IC: Please talk a little about Japanese selection of works ?

Str: These works I do, for the most part, on order. In one form or other, they are all connected to the engravings of the Edo period- the high Renaissance of Japanese engraving, which attracts me with equal parts decorativeness and expressiveness. It is almost purposely created for interiors, very easy to work with, easy to vary the combinations of flats and protrusions. It's easy to incorporate into a frame familiar to the European eye, and still maintain the lightness and exotic aftertaste, which is impossible to do, for example, with oil paintings.

IC: Different materials - leather, wood, stone.. are they attempts to create depth? Experiments with different techniques?
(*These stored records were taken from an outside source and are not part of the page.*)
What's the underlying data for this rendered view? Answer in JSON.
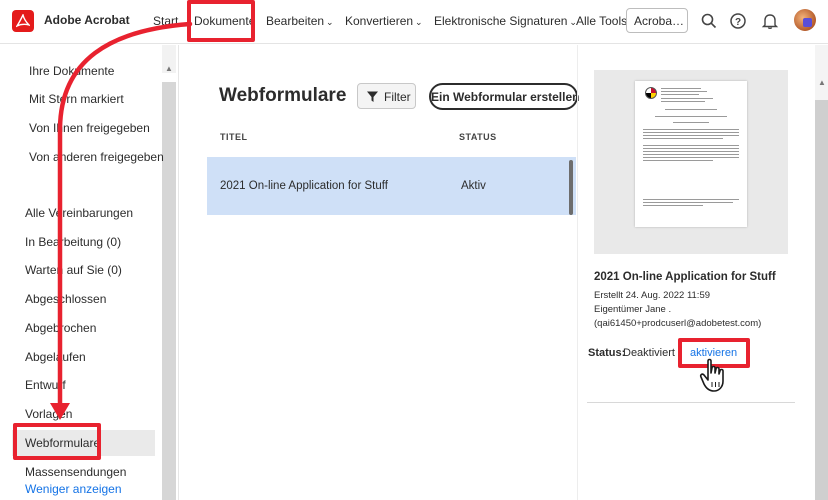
{
  "header": {
    "app_name": "Adobe Acrobat",
    "nav": [
      {
        "label": "Start",
        "has_menu": false
      },
      {
        "label": "Dokumente",
        "has_menu": false
      },
      {
        "label": "Bearbeiten",
        "has_menu": true
      },
      {
        "label": "Konvertieren",
        "has_menu": true
      },
      {
        "label": "Elektronische Signaturen",
        "has_menu": true
      },
      {
        "label": "Alle Tools",
        "has_menu": false
      }
    ],
    "acrobat_button": "Acroba…",
    "icons": [
      "search-icon",
      "help-icon",
      "bell-icon",
      "avatar"
    ],
    "brand_color": "#e41b1b"
  },
  "sidebar": {
    "top_items": [
      "Ihre Dokumente",
      "Mit Stern markiert",
      "Von Ihnen freigegeben",
      "Von anderen freigegeben"
    ],
    "agreement_items": [
      "Alle Vereinbarungen",
      "In Bearbeitung (0)",
      "Warten auf Sie (0)",
      "Abgeschlossen",
      "Abgebrochen",
      "Abgelaufen",
      "Entwurf",
      "Vorlagen",
      "Webformulare",
      "Massensendungen"
    ],
    "active_item": "Webformulare",
    "show_less_link": "Weniger anzeigen"
  },
  "main": {
    "title": "Webformulare",
    "filter_label": "Filter",
    "create_label": "Ein Webformular erstellen",
    "columns": [
      "TITEL",
      "STATUS"
    ],
    "rows": [
      {
        "title": "2021 On-line Application for Stuff",
        "status": "Aktiv"
      }
    ]
  },
  "details": {
    "title": "2021 On-line Application for Stuff",
    "created": "Erstellt 24. Aug. 2022 11:59",
    "owner": "Eigentümer Jane .",
    "owner_email": "(qai61450+prodcuserl@adobetest.com)",
    "status_label": "Status:",
    "status_value": "Deaktiviert",
    "activate_link": "aktivieren"
  },
  "annotation_color": "#e8222f",
  "link_color": "#1473e6",
  "selected_row_color": "#cfe0f7"
}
Str: Most importantly, yes, depth. An attempt to transcend the frame of the picture, or rather make the frame and what is behind it part of the picture. And, yeah, it's technique experimentation too. More monotone, and in structure, a tougher material to work with than paint, it gives you the chance to infuse an element of the monumental somewhere it seemingly had no place.

IC: What book is currently on your bedside table?

Str: Right now, a paper and pen, because the show is in only two weeks. But if we want to talk about the last writing that affected me, then it's "Borderliners" by Peter Hoeg.

IC: What moves you to go on?

Str: Dreams. They do it from the outside. From the inside, it's stories. They mill around, looking for an outlet. Every time, they want to take on a form, and every new form demands new skills.

IC: What do you have in your pockets?

Str: The One Ring, and a couple of chestnuts.